Where is the ultimate point to which each of us can apply the most leverage for changing our world?
This question has already been answered in a thousand ways in just about every religion, philosophy and ideology produced in history. However, all of these answers are useful primarily to priests, dogmatists and ideologues rather than to those of us who refuse ideologies. They each require first and foremost that we adopt a necessary ideological standpoint, including its pre-given attitudes and values. And that we simultaneously renounce our own actual standpoint – our attitudes and values, our own selves – as the price of ideological submission.
The physical point from which Archimedes of Syracuse claimed that he would be able to move the Earth off its foundation is obviously mythical. As is the ideal “Archimedean point” from which an observer could be said to obtain a purely objective and therefore complete view of an object. The first is an imaginary point of leverage (application of force using a lever to magnify its effectiveness), the second an imaginary point of view (a perspectiveless perspective like that attributed to an omniscient god). Neither is of much use to those of us who want to actually change our world in our own liberating, non-ideological ways.
However, there is a far more practical, metaphorical sense in which the idea of an Archimedean point can be of immense use. That sense involves claiming or re-claiming our own self-activity – activity that originates from no presumed standpoint or knowledge, and no attitudes or values, outside what we create and experience as our own. This is the point where a reversal of perspective and will upends everything!
This Archimedean point is both the simplest and – for most people – seemingly the hardest thing to master. So simple and easy that young children – before they are corrupted by all the more insidious forms of modern socialization – often have little problem with it. (Consider, for example, the charmingly innocent but occasionally quite complex manipulations of a child seeking the shortest path to your affections.) But it is also so hard – once these same children are domesticated and successfully civilized – that it is often never again conceived or attempted.
A remnant of our autonomous self-activity still underlies our everyday lives. Without it even the choice of submission to civilized institutional life would be impossible. But it has been at the same time everywhere undermined, devalued and ideologically denied. It is this remnant of autonomous self-activity that allows us to recognize ourselves as ourselves at all – rather than as mere objects, roles or performances. But, as the collective histories of our everyday lives demonstrate, this submerged remnant of autonomous self-activity alone cannot withstand the increasingly sophisticated, and ever more widespread reach of the institutions of modern enslavement.
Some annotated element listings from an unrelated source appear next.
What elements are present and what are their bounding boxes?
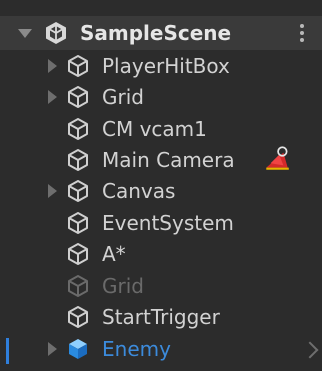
prefab-cube-icon xyxy=(66,337,90,361)
hierarchy-item[interactable]: CM vcam1 xyxy=(0,113,322,145)
hierarchy-item[interactable]: Enemy xyxy=(0,333,322,365)
hierarchy-item-label: Canvas xyxy=(102,179,176,203)
cube-outline-icon xyxy=(66,148,90,172)
hierarchy-item-label: Main Camera xyxy=(102,148,235,172)
selection-indicator xyxy=(6,338,9,364)
expand-arrow-icon[interactable] xyxy=(48,59,57,73)
hierarchy-item-label: EventSystem xyxy=(102,211,234,235)
hierarchy-item-label: Grid xyxy=(102,274,144,298)
cube-outline-icon xyxy=(66,54,90,78)
hierarchy-item-label: A* xyxy=(102,242,126,266)
hierarchy-item-label: PlayerHitBox xyxy=(102,54,230,78)
cube-outline-icon xyxy=(66,85,90,109)
hierarchy-item-label: Grid xyxy=(102,85,144,109)
cube-outline-icon xyxy=(66,211,90,235)
expand-arrow-icon[interactable] xyxy=(48,184,57,198)
cube-outline-icon xyxy=(66,179,90,203)
hierarchy-item[interactable]: PlayerHitBox xyxy=(0,50,322,82)
hierarchy-item[interactable]: Main Camera xyxy=(0,144,322,176)
expand-arrow-icon[interactable] xyxy=(18,29,32,38)
unity-scene-icon xyxy=(46,22,66,44)
expand-arrow-icon[interactable] xyxy=(48,342,57,356)
hierarchy-item-label: CM vcam1 xyxy=(102,117,207,141)
hierarchy-item[interactable]: Canvas xyxy=(0,175,322,207)
cube-outline-icon xyxy=(66,305,90,329)
cube-outline-icon xyxy=(66,117,90,141)
hierarchy-item-label: StartTrigger xyxy=(102,305,220,329)
cube-outline-icon xyxy=(66,274,90,298)
scene-header[interactable]: SampleScene xyxy=(0,16,322,50)
expand-arrow-icon[interactable] xyxy=(48,90,57,104)
hierarchy-item[interactable]: Grid xyxy=(0,81,322,113)
hierarchy-item[interactable]: StartTrigger xyxy=(0,301,322,333)
hierarchy-item[interactable]: EventSystem xyxy=(0,207,322,239)
hierarchy-item[interactable]: A* xyxy=(0,238,322,270)
hierarchy-item[interactable]: Grid xyxy=(0,270,322,302)
hierarchy-item-label: Enemy xyxy=(102,337,171,361)
scene-name: SampleScene xyxy=(80,21,232,45)
more-vertical-icon[interactable] xyxy=(300,24,304,42)
cube-outline-icon xyxy=(66,242,90,266)
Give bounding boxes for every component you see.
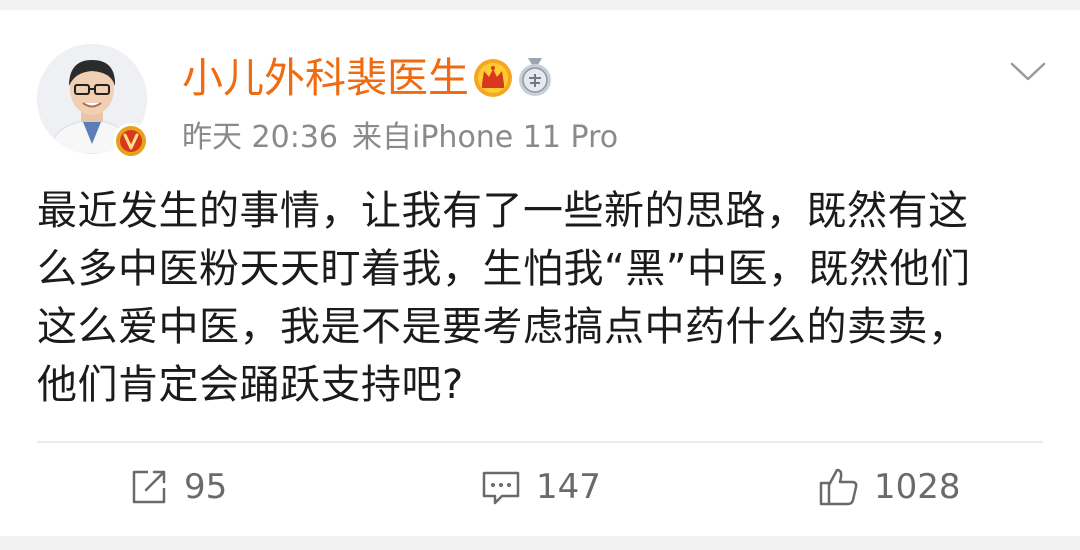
top-separator — [0, 0, 1080, 10]
divider — [37, 441, 1043, 443]
repost-count: 95 — [184, 467, 228, 507]
like-icon — [819, 468, 858, 506]
like-count: 1028 — [874, 467, 961, 507]
repost-icon — [132, 470, 166, 504]
post-text-line: 他们肯定会踊跃支持吧? — [37, 362, 464, 408]
bottom-separator — [0, 536, 1080, 550]
author-name[interactable]: 小儿外科裴医生 — [182, 52, 469, 104]
post-source[interactable]: 来自iPhone 11 Pro — [352, 120, 618, 155]
chevron-down-icon[interactable] — [1008, 60, 1048, 84]
comment-button[interactable]: 147 — [480, 462, 601, 512]
post-text-line: 这么爱中医，我是不是要考虑搞点中药什么的卖卖， — [37, 304, 969, 350]
post-text: 最近发生的事情，让我有了一些新的思路，既然有这 么多中医粉天天盯着我，生怕我“黑… — [37, 182, 1037, 414]
repost-button[interactable]: 95 — [128, 462, 227, 512]
post-text-line: 最近发生的事情，让我有了一些新的思路，既然有这 — [37, 188, 969, 234]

The reclamation and complete generalization of our own self-activity is the key to changing our world. This is the Archimedean point for the creation of any genuinely liberatory change. Anything less means continuing submission to the patterns of enslavement we have historically allowed to dominate our lives. Our choices at each moment here and now are refusal of all forms of institutional and ideological domination or acceptance of and submission to this domination. The goal of the Modern Slavery project is the creation of a theory and practice that introduces and encourages this refusal as the non-recuperable central reference point for libertarian critique.